A Mecca for Chinese Food: The New World Mall Food Court
- Sammy Philip
- Oct 7, 2024
- 2 min read
The New World Mall in Flushing Queens, a Mecca for Chinese food, is home to an enormous underground food court with over 30 different vendors offering Chinese, Thai, Vietnamese, Japanese, and Korean cuisines, along with tons of tables to eat at. On a recent Tuesday, arriving a little after 12pm was not nearly early enough for it to be easy to find a space to sit at. Every table is packed with families, couples, and friends. At the New World Mall food court, strangers share tables as well as smiles and friendly glances. No one bats an eye when an unknown person sits down next to them or asks for a seat.

The bold, red and yellow LED Chinese characters above each food stall were eye-catching and could lead to some wandering, but that’s only until you lay your eyes on stall 28, Xian Cuisines. This spot offers Chinese food from Shaanxi, a northwest region of China that specializes in lamb, mutton, and noodles. At this fairly small vendor stood an even smaller Asian woman who was taking orders, speaking almost entirely in Chinese. On the wall behind her lay eight images depicting a different soup or noodle dish that’s offered, and underneath were red Chinese characters with the English translation below stating “Special flavor/ nutrition fresh/ traditional cooking.”

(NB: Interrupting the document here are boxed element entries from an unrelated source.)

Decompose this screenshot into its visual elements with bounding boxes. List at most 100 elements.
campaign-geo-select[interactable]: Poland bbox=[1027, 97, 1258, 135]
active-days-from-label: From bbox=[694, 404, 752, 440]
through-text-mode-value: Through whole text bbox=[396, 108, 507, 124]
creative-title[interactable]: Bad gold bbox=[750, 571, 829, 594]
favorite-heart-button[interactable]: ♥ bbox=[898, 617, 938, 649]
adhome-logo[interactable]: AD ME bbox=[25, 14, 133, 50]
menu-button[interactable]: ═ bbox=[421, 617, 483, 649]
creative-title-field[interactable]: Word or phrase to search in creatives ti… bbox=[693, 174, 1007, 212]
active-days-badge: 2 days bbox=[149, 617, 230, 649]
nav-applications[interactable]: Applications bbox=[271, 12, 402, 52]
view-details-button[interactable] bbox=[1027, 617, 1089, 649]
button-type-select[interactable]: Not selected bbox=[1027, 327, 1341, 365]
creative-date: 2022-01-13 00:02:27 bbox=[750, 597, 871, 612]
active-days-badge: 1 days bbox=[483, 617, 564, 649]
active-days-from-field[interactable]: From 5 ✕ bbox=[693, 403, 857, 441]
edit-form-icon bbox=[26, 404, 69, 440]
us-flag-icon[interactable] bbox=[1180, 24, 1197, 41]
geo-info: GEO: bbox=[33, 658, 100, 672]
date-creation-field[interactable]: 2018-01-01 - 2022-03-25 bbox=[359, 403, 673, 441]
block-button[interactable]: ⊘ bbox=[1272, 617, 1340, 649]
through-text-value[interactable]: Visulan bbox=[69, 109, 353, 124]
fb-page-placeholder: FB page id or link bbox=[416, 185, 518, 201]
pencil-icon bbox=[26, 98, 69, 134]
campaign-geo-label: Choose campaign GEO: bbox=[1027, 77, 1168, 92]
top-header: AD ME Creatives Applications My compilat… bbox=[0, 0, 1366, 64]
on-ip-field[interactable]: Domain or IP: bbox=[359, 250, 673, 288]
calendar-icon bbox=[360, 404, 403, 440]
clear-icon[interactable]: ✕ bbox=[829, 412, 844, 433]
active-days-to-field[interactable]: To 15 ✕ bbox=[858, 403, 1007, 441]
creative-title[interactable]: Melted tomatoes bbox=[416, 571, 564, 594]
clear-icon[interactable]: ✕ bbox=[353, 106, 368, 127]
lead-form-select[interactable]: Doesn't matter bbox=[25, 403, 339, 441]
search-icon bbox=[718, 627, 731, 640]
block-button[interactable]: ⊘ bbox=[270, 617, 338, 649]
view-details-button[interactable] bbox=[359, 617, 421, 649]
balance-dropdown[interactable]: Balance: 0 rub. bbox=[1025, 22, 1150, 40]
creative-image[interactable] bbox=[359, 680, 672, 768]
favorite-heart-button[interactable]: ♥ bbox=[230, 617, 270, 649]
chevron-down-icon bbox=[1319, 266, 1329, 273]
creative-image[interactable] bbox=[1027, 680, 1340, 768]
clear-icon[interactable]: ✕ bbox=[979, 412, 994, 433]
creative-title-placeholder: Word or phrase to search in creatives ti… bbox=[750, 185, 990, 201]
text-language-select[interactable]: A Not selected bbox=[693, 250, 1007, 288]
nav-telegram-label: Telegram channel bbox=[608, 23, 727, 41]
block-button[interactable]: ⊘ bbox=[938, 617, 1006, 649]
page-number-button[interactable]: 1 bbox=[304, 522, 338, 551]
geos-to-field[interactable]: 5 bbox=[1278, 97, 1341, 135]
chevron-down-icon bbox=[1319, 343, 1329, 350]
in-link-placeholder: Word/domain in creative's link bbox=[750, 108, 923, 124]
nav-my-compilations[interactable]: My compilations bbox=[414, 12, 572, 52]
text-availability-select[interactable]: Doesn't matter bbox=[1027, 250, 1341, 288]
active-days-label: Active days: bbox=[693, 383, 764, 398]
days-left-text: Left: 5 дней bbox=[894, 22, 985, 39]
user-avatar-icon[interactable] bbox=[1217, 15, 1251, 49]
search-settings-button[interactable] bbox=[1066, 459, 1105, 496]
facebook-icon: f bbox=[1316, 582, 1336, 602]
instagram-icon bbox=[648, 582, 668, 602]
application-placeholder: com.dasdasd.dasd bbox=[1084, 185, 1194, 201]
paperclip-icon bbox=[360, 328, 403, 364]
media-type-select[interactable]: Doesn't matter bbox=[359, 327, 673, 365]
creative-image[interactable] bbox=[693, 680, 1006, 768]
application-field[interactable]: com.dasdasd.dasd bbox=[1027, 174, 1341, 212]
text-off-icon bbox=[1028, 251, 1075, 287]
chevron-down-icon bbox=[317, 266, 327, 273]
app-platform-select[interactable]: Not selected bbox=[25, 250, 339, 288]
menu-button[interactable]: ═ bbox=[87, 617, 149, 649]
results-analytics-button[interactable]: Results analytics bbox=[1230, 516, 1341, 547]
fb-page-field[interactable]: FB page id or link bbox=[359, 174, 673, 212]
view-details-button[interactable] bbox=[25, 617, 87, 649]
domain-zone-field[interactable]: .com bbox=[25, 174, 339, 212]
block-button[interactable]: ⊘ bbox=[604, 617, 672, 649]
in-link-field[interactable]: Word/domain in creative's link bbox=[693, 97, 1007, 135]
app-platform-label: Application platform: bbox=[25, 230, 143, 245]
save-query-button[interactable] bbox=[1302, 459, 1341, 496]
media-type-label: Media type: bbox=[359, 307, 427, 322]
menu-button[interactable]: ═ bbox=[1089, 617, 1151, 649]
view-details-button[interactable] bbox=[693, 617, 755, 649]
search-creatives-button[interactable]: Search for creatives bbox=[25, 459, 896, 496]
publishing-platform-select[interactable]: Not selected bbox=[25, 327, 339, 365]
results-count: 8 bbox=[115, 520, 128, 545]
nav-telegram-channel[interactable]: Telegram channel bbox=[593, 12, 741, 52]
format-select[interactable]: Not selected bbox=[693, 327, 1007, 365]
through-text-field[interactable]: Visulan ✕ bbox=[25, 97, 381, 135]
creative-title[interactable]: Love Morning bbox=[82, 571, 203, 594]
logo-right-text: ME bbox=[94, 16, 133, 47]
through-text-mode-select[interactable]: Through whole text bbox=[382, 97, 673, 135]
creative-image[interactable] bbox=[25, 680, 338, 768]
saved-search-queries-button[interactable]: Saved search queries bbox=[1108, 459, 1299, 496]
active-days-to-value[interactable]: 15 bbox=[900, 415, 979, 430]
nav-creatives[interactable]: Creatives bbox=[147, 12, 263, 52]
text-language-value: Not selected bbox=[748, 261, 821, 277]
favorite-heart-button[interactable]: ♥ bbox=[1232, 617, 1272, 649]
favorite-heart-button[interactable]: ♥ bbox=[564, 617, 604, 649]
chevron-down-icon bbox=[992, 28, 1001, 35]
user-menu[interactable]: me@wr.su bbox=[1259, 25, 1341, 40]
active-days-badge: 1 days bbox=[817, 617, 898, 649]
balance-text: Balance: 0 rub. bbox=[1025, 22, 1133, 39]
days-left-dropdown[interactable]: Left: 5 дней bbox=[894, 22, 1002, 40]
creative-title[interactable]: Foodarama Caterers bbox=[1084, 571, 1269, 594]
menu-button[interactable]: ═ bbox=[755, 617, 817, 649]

As we waited in what we believed to be the line to order, we watched as a group of Chinese women cut right in front of us and start to give their order. Later, when off-handedly telling our tour guide about this, he explained that these women did not “cut” us in line at all, but that in Chinese culture, you are just supposed to walk right up and order; there is no line.

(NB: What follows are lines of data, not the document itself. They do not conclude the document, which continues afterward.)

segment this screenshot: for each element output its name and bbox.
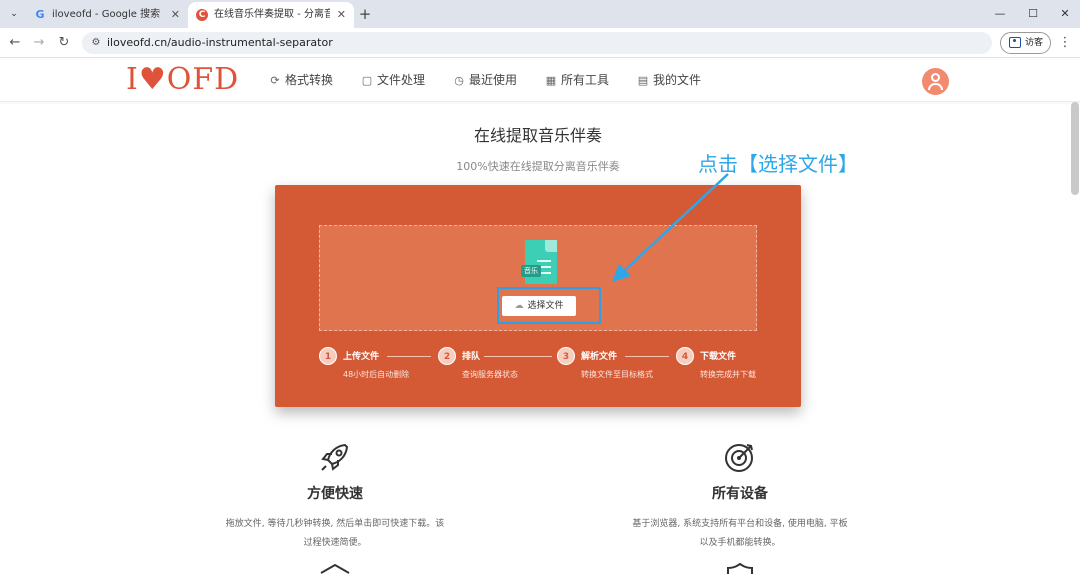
feature-all-devices: 所有设备 基于浏览器, 系统支持所有平台和设备, 使用电脑, 平板以及手机都能转…: [630, 440, 850, 553]
feature-desc: 基于浏览器, 系统支持所有平台和设备, 使用电脑, 平板以及手机都能转换。: [632, 519, 848, 548]
feature-title: 所有设备: [712, 486, 768, 502]
shield-icon: [726, 562, 756, 574]
rocket-icon: [318, 440, 352, 474]
target-icon: [723, 440, 757, 474]
feature-fast: 方便快速 拖放文件, 等待几秒钟转换, 然后单击即可快速下载。该过程快速简便。: [225, 440, 445, 553]
annotation-arrow: [612, 173, 729, 282]
feature-desc: 拖放文件, 等待几秒钟转换, 然后单击即可快速下载。该过程快速简便。: [225, 519, 445, 548]
arrow-line: [623, 173, 729, 272]
feature-title: 方便快速: [307, 486, 363, 502]
layers-icon: [320, 562, 350, 574]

For $10, Xi’an Cuisines serves chili chicken, speckled with black and red spices, and bathed in a deep orange sauce, in a styrofoam plate alongside flat QQ (a word to describe bounciness or chewiness) noodles. The cold chicken, despite being deceivingly hot, was surprisingly sweet, while still having a hint of spiciness that would be suitable for even a spice-hater. The QQ noodles were, as the name suggests, thick and chewy; they balanced out the sharper flavors in chili chicken.
To the left of the noodle chicken plate was a bowl of translucently beige soup filled with thin slices of tender lamb and Chinese pancake, and decorated with bunches of cilantro. The white pancake cubes were soft, mushy, and lacking in any sort of flavor. Similarly, the stew was heavy and salty with hints of the meatiness and greasiness of the lamb.
The same greasiness continued into the large Chinese burger, a thin crispy bun filled with a brown mountain of juicy, minced lamb that soaked through the parchment surrounding it.

After stepping outside the New World Mall, you are fully immersed into the Chinese culture of Flushing Chinatown. Clear plastic bags of yellow, brown, and green spices and herbs, filling the sidewalks with peppery, earthy, and warm aromas, are inescapable wherever you go. Chinese characters are written on every storefront, with hardly any English, while the streets are populated by almost entirely Asian people, many of them carrying umbrellas on a bright, sunny day.